L’équilibre des forces, en apparence subtil, n’a en fait aucune raison d’être, puisque la communication entre l’émissaire, aussi distingué soit-il grâce à l’interprétation de Michael Rennie, et ses interlocuteurs terrestres, une série hétéroclyte de fonctionnaires plus ou moins incrédules et bornés, est dans l’impossibilité d’être établie. Le message ne passe pas au sein de l’intrigue entre des personnages aux ambitions larvées, voire à la stupidité manifeste. En parallèle, la mise en scène s’emploie justement à relever les risques d’un monde armé jusqu’aux dents, où la confrontation musclée est sans exception considérée comme la solution la plus fiable face à des dilemmes philosophiques, qui exigeraient une réponse plus nuancée. Les plans récurrents des voitures de police et autres tanks, prestement envoyés en intervention dès que la menace a l’air de se concrétiser quelque part, trouvent donc tout leur sens au sein d’un récit, qui traite au moins autant de notre réaction hystérique à l’invasion que du contenu de cette mise en garde vaguement amicale en lui-même. Le rythme du film s’en ressent d’une manière magistrale, grâce au mélange sophistiqué entre d’un côté l’incursion de Klaatu dans la normalité américaine presque caricaturale à travers le microcosme de la pension, un simulacre du mythe du creuset américain qui n’y fonctionne guère mieux qu’à l’échelle nationale, et de l’autre l’incapacité des dignitaires humains de trouver ne serait-ce qu’un dispositif d’accueil commun, libre de toute méfiance et des signes d’une violence impulsive, à cette main tendue en toute sincérité.

Conclusion

Robert Wise ne compte certes pas parmi les réalisateurs les plus prestigieux, au style personnel flamboyant qui ferait de lui le favori de toute une génération de cinéphiles.

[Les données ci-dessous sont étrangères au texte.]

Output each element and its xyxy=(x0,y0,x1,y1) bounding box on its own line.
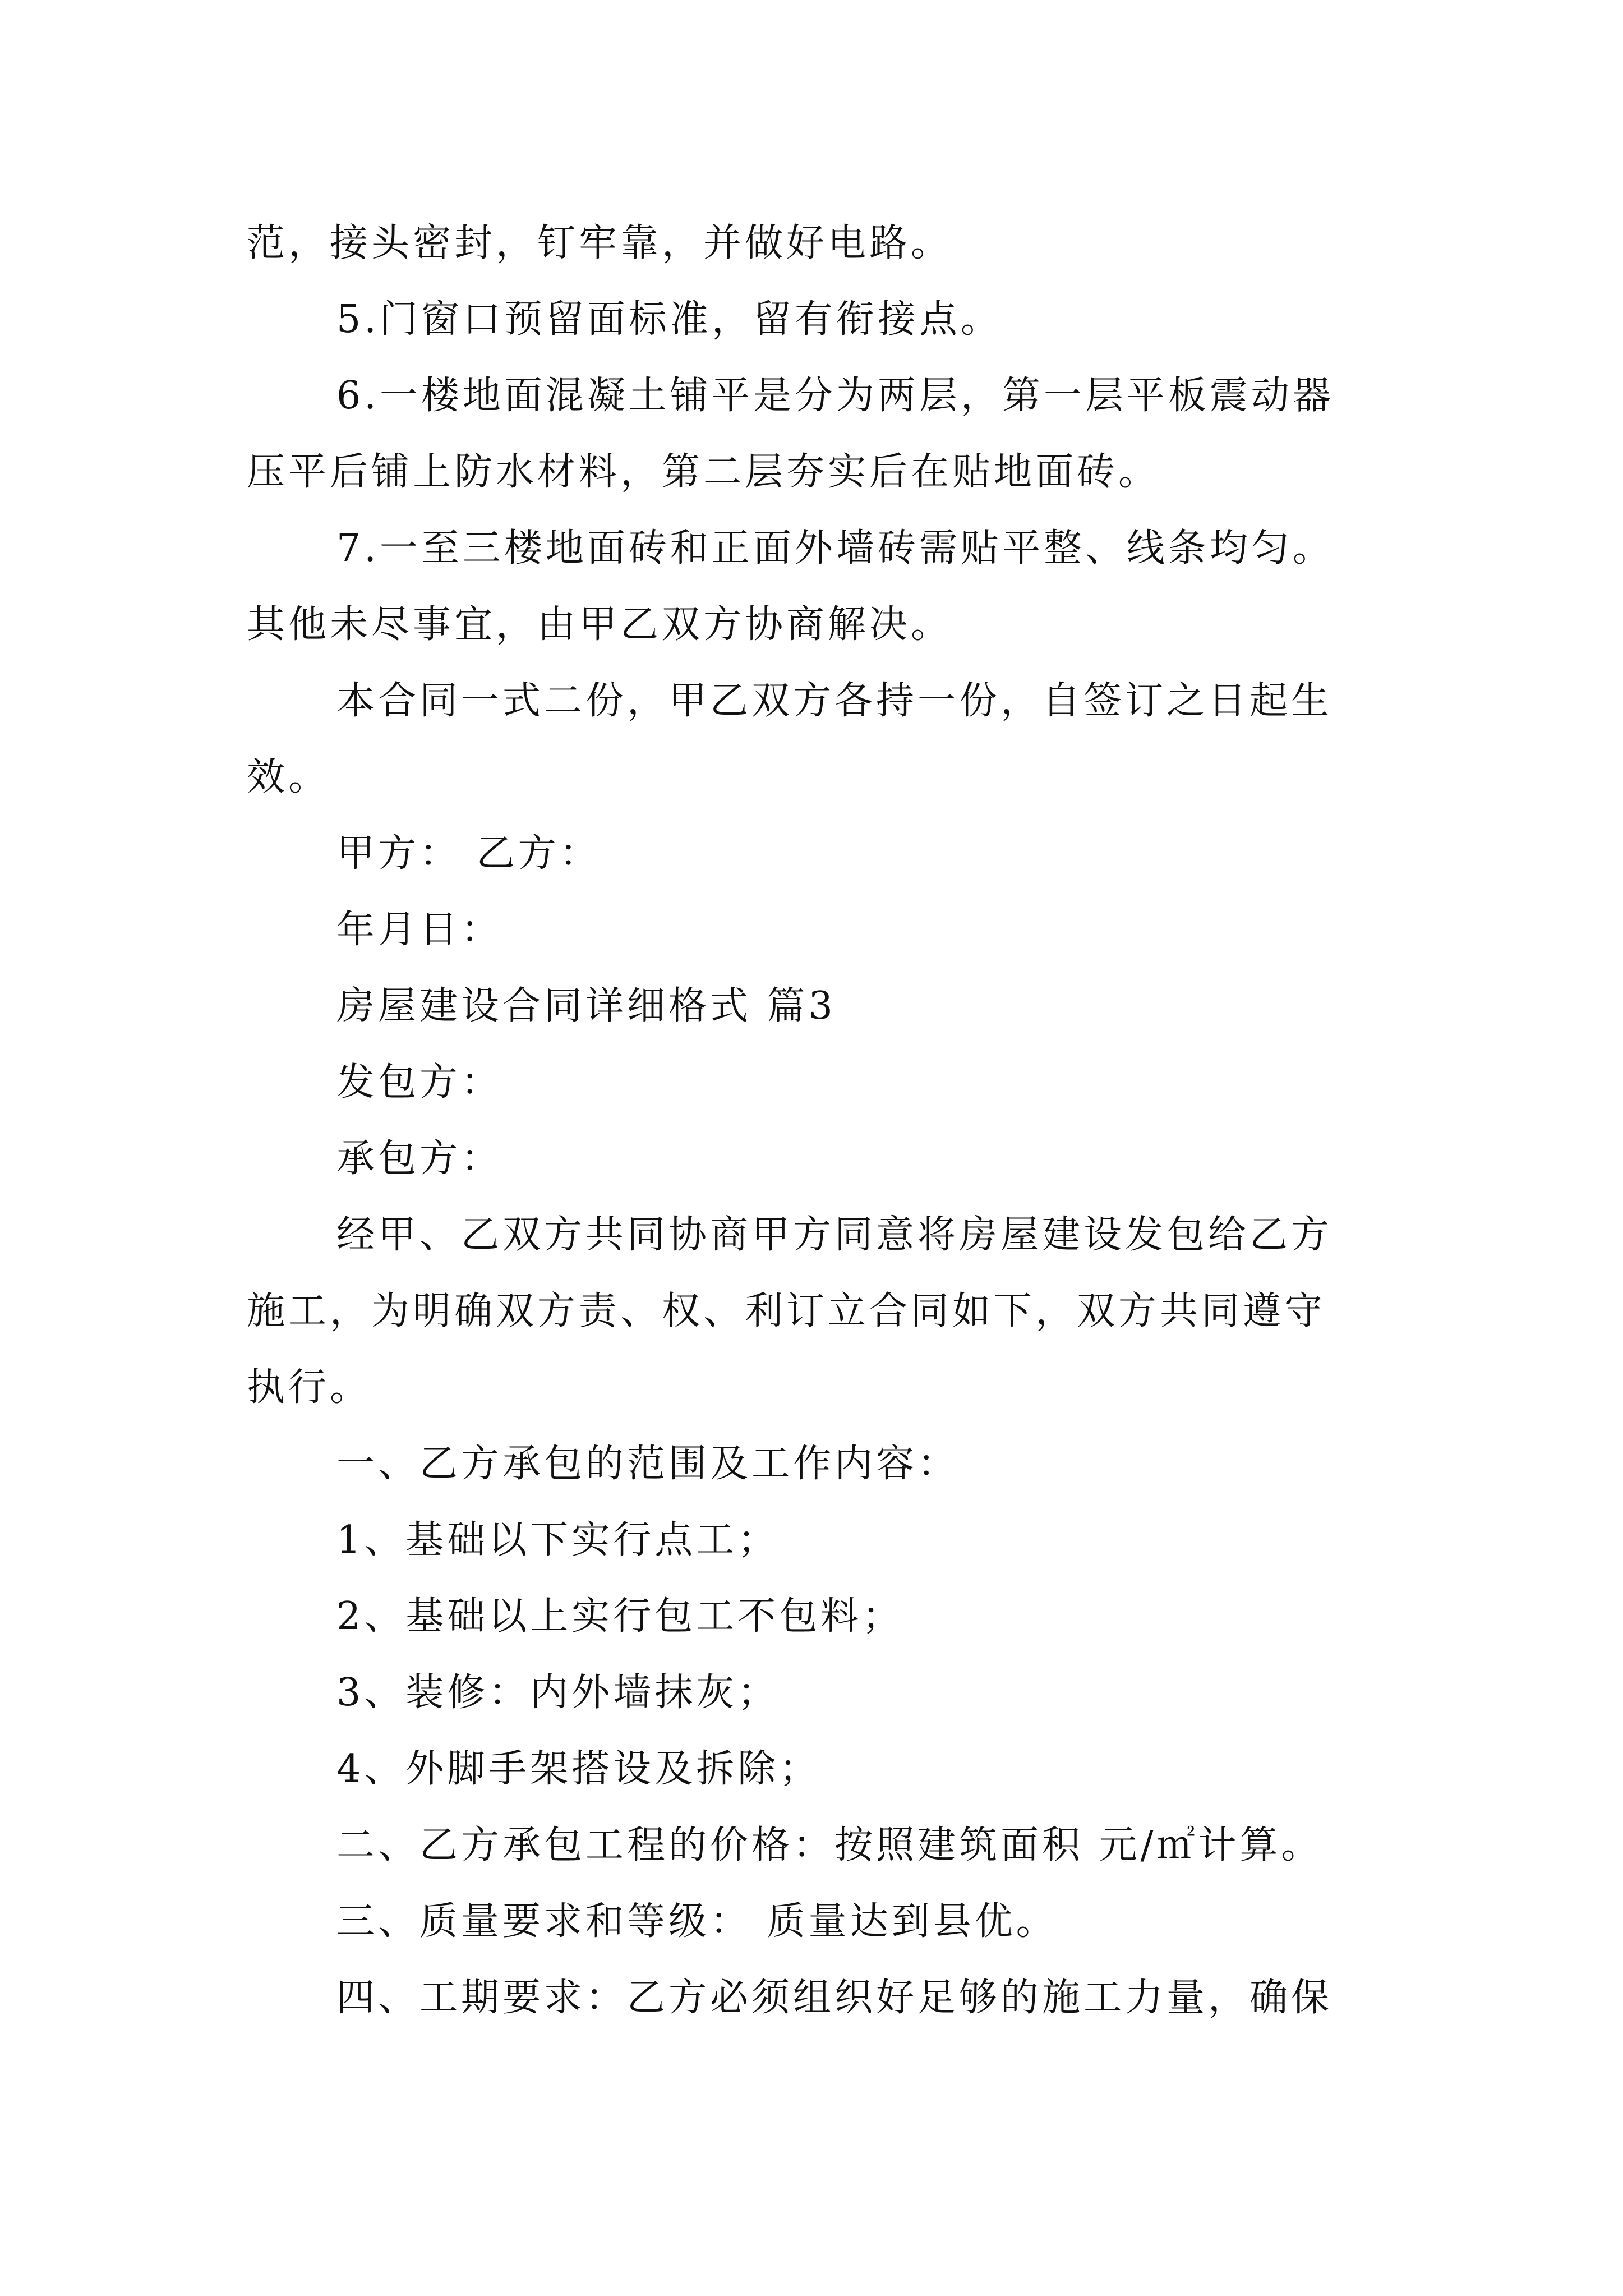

Sa filmographie contient toutefois un nombre impressionnant d’œuvres majeures, parmi lesquelles on peut citer sans aucune hésitation Le Jour où la Terre s’arrêta. Il s’agit d’un conte de science-fiction tout à fait exceptionnel, qui n’a hélas rien perdu de sa portée alarmante, ni en ce qui concerne spécifiquement les risques incalculables de l’arme nucléaire, ni plus largement quant à sa vision pessimiste de la nature humaine, belliqueuse et lâche au lieu d’être ouverte à un dialogue éclairé avec les porteurs d’un avis contraire.